Thursday, May 17, 2012

Hot Stuff

I have said many times that Donna Summer's Bad Girls album was the first album I bought with my own money -- but this might not be true. It feels true, and the timing is right, so it's likely true. I am pretty sure I remember buying the record on a Christmas-money spending spree. But the details of my childhood are so, so hazy. And no one was paying super-close attention to me in 1979 and 1980, so I don't know whether there's anyone who could verify this independently. Maybe my mother owned the record, and I just appropriated it ... although my buying the record seems likelier, given what I know about her musical tastes.

If it wasn't my first record, I don't want to know. It should've been my first record, and that's good enough. I like my version of history -- in which something in Donna Summer's music called out to me, spoke to me of the glittery disco balls and glamorous nightclubs and sans-souci fun that were waiting, waiting, waiting for me just beyond adolescence. Donna Summer was one of the voices of the gay generation just before mine. I felt the reverberations of her musical revolution -- I responded without knowing why. It would be years before I knew what "I Feel Love" was really all about (before I would feel love -- in the way that Summer meant -- for myself). But I knew it was my music.

As was the song "Bad Girls," which makes me think of my sisters. Not that they are bad girls (again, I think it was a while before I was hip to what "bad girls" were in this context). Rather I think we, or maybe just I when I was that age, aspired to be the candy-coated bad girls the song conjures: tough, playful, sexy, and streetwise. I can picture my sisters and me dancing around our living room to the song. This is likely a composite memory, and the song we were actually dancing to might've been "Hot Stuff," or it might've been the MTV video for "She Works Hard for the Money" -- or maybe we never danced to Donna Summer at all. But, again, I prefer my version of history.
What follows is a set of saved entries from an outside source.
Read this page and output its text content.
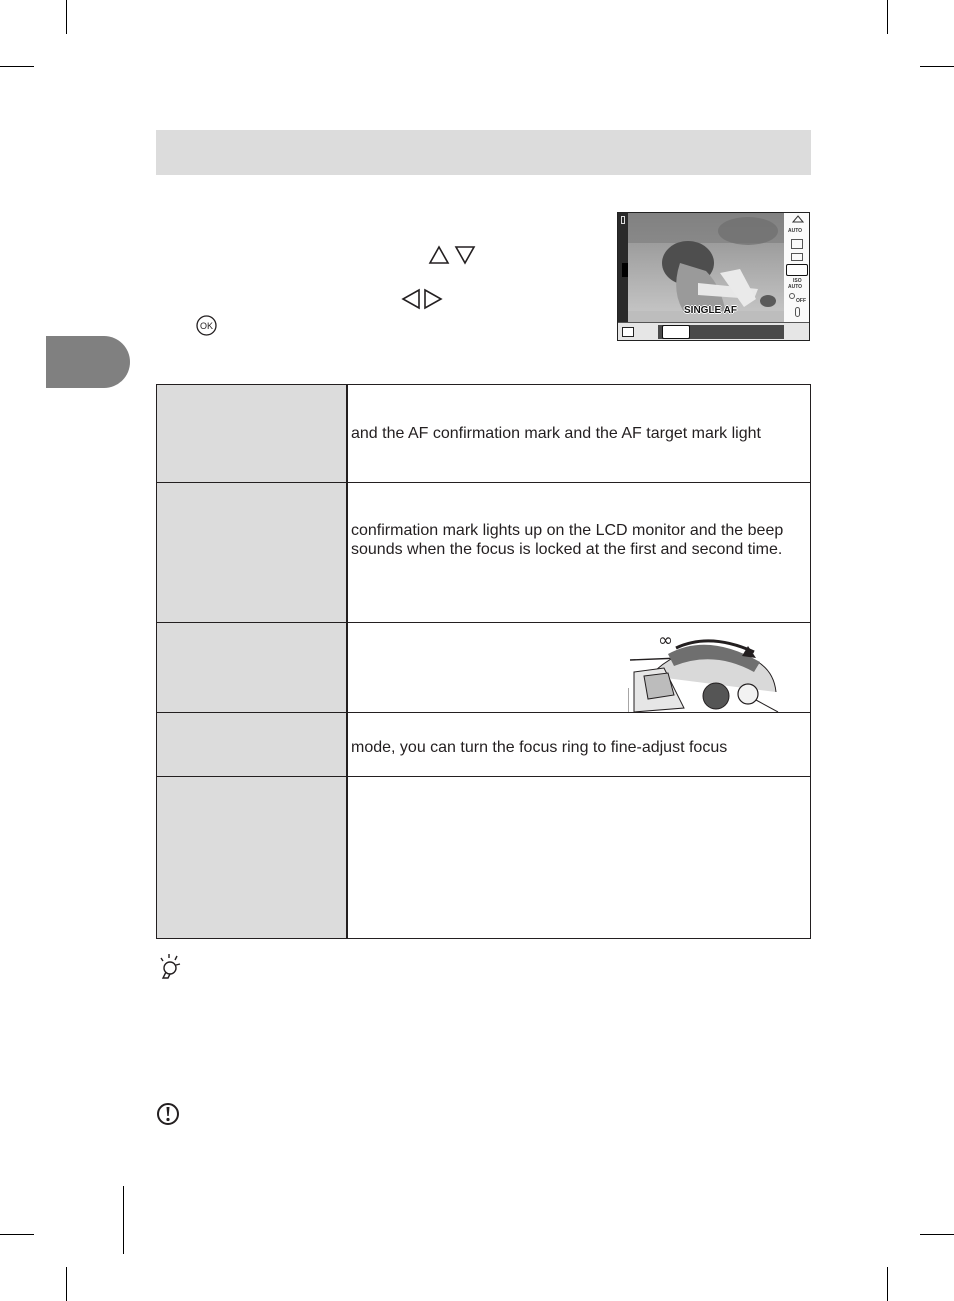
OK
AUTO
ISO
AUTO
OFF
SINGLE AF

	and the AF confirmation mark and the AF target mark light

	confirmation mark lights up on the LCD monitor and the beep
sounds when the focus is locked at the first and second time.

	mode, you can turn the focus ring to fine-adjust focus

∞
All this is to say that Donna Summer's music was woven through my childhood. But by the time I got to nightclub-going age, disco had died twice. It was the late 1980s, and AIDS was killing everyone. Being gay had become a lot less sans-souci and a lot scarier. Then a nasty rumor (which had Summer saying something cruel and stupid about people with AIDS) greatly damaged Summer's standing in the gay community. She vehemently denied the rumor and worked very hard to repair her reputation among, and reaffirm her support for, gay people. I don't think anything was proved either way.

Who knows. But I believe and prefer Summer's version of history. You know how people love to tear down their idols. ... And even if the rumor were true, I'd be satisfied with her penance.

Anyway. These were the things in my mind today when Facebook -- our modern Greek chorus of celebrity death -- started singing Summer's eulogy to me this morning. What is a life? Well, there are plenty of half-remembered and misremembered moments, and then there are lies that become true, or true enough, through repetition. But there's also music, and disco rollerskating, and jubilant nightclubs, and moments of joy. ... That's what Summer's Facebook eulogy describes -- and who could ask for a better one? In millions of lives, Summer's music was the soundtrack to, or the very reason for, moments of joy: little kids posturing gleefully as "bad girls," hard-working women demanding to be treated right, and young gay men like me feeling love.



Thank you and farewell, Donna Summer. I hope you loved your life.

1 comment:

Dingonutz said...

Right on, Charlie! Rest in peace, Ms. S.